In the mid-2000's we made the decision to re-locate further up the Ottawa Valley into the area just outside of the Town of Renfrew. In the spring of 2005 we set up our practice space in an L-shaped room attached to an old log school house, Ray and Judy’s new home. We continued the same forms of practice and non-affiliation. At the same time, Ray was developing a more active promotion of mindfulness training in his social work, through the Change Your Mind program he had first developed in Lanark. 

This interconnection of practice environments worked in both directions. It gave those interested in Buddhist meditation a well-developed practice instruction program. For some of those who were learning about meditation in a secular environment this would be their entry point into Dharma study. This was a challenge to the group in Carleton Place. Those people tried for a year to maintain their practice but with the moving-away of some key people and the desire to participate more in the “home” base, the Carleton Place group shut down.
This was an exciting and rich time with the introduction of some instructional series and themed retreats. The schoolhouse proved to be a wonderful location, with peaceful walks down to Hurds Lake, several ponds at the entry, magnificent flower and veggie gardens and countless birds singing to us during practice times. All of us grew as practitioners and as a group. We began to feel the need for greater connection with a larger Dharma tradition to give us more guidance and depth. As he had a few years earlier, Ray began searching for a compatible relationship with a more established tradition.

Yours in the Dharma,                          
Innen, doshu
om namo amida butsu

Sunday, August 09, 2015

ORIGINS II

In this month of anniversary of the founding of our Red Maple Sangha, I offer some historical reflections on our origins




As with many insights, once I determined that I would establish a local practice community, it immediately seemed to be correct has to follow. Deciding not to affiliate with a distant group felt like stepping into a dark room, literally a leap of faith. I knew that there were other groups operating independently, but there was no instruction manual, no step-by-step program which would direct me into a guarantee of success.
Back in my home county, I began to discuss with a few individuals with whom I had practised was a possibility of an ongoing group. Initially, we decided on a monthly discussion/study format. Because we were intending to be a Buddhist group, not simply a meditation group, it seemed that raising people's understanding of Buddhist teaching was an important place to start.
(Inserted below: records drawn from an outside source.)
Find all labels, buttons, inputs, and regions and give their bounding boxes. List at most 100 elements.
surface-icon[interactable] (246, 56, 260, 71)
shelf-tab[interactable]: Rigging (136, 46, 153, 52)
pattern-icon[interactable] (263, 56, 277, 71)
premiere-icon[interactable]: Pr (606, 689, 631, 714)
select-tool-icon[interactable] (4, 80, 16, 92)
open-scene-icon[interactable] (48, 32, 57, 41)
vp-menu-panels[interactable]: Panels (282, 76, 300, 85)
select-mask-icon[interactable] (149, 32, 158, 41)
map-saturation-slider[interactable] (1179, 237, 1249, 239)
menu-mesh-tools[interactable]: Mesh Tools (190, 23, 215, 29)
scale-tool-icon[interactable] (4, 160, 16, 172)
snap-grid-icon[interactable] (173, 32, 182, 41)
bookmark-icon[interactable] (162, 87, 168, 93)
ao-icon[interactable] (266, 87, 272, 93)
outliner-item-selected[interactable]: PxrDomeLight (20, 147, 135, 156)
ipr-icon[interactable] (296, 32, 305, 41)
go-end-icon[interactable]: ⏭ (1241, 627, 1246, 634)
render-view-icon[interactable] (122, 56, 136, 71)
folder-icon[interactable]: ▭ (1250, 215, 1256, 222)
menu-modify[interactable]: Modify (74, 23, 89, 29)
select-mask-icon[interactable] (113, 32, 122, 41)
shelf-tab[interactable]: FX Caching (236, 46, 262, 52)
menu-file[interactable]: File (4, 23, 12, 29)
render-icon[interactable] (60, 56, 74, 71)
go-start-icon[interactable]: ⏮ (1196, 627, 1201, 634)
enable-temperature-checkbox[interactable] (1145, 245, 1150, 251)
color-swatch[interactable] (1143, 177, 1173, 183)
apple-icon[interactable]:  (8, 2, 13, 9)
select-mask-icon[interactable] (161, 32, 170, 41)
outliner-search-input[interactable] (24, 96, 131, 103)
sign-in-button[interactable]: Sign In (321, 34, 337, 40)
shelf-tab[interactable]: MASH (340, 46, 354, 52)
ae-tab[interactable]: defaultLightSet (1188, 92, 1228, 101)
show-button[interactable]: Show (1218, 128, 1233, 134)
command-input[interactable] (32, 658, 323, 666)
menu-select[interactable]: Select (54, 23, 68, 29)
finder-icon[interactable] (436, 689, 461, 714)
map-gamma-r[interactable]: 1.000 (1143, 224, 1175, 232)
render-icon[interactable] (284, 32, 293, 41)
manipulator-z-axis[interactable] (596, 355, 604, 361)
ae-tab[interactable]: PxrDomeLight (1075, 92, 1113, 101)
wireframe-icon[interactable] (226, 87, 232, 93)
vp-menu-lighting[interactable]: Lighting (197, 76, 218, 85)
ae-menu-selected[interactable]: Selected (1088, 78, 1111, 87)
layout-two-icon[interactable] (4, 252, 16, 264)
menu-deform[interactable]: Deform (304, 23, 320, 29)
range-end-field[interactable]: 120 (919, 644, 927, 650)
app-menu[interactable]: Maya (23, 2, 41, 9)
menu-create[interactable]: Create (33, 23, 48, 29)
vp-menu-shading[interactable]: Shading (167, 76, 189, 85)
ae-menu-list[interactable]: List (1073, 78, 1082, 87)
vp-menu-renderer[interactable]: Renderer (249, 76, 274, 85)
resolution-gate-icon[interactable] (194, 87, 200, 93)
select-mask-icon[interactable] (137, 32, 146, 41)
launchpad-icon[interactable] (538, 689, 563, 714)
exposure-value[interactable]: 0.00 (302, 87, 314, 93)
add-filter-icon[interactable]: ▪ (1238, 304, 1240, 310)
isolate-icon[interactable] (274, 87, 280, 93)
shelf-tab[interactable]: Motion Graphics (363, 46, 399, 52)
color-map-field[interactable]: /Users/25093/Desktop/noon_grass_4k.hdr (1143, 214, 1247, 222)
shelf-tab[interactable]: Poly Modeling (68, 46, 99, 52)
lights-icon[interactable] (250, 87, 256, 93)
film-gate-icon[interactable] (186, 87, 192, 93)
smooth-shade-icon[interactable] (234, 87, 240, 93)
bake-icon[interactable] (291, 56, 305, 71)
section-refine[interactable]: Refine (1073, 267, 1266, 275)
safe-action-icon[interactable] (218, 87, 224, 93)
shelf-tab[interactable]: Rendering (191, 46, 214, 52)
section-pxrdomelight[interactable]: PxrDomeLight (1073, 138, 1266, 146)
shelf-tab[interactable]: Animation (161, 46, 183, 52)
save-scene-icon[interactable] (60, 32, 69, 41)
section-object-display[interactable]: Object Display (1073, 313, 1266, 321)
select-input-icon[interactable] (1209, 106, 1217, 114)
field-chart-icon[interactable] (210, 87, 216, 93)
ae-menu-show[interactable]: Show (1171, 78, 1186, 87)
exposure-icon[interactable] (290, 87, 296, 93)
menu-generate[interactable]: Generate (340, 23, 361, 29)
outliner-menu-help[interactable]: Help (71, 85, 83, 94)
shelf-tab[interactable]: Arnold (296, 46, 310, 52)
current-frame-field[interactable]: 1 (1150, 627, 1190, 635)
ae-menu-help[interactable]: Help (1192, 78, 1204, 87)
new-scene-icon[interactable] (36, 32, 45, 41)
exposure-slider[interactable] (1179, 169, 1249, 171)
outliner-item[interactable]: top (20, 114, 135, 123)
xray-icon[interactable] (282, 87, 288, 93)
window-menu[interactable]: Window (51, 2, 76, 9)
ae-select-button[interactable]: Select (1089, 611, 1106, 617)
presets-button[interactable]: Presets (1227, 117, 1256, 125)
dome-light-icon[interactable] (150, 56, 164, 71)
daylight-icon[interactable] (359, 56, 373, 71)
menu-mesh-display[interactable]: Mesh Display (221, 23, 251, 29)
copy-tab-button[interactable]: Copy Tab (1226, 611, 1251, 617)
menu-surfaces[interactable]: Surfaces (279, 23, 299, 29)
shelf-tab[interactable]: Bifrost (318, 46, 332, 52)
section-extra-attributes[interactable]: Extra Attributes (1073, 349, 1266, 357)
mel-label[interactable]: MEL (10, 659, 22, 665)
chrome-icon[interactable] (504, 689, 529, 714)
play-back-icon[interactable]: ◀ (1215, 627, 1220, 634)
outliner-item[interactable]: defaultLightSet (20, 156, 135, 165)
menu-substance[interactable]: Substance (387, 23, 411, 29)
This was the beginning of The Turning Wheel Buddhist Study Group and, once a month, we were meeting on Sunday evenings in a small church space in Almonte.

For the following year, we explored the basics of Buddhadharma - the Four Noble Truths, The Eight Steps to Satisfaction, some history of the Buddha and Buddhism and an introduction to Buddhist art. Very soon we made the decision that we needed to venture more directly in Buddhist practice. Most of the group were former participants from mindfulness courses, so this was not a huge leap.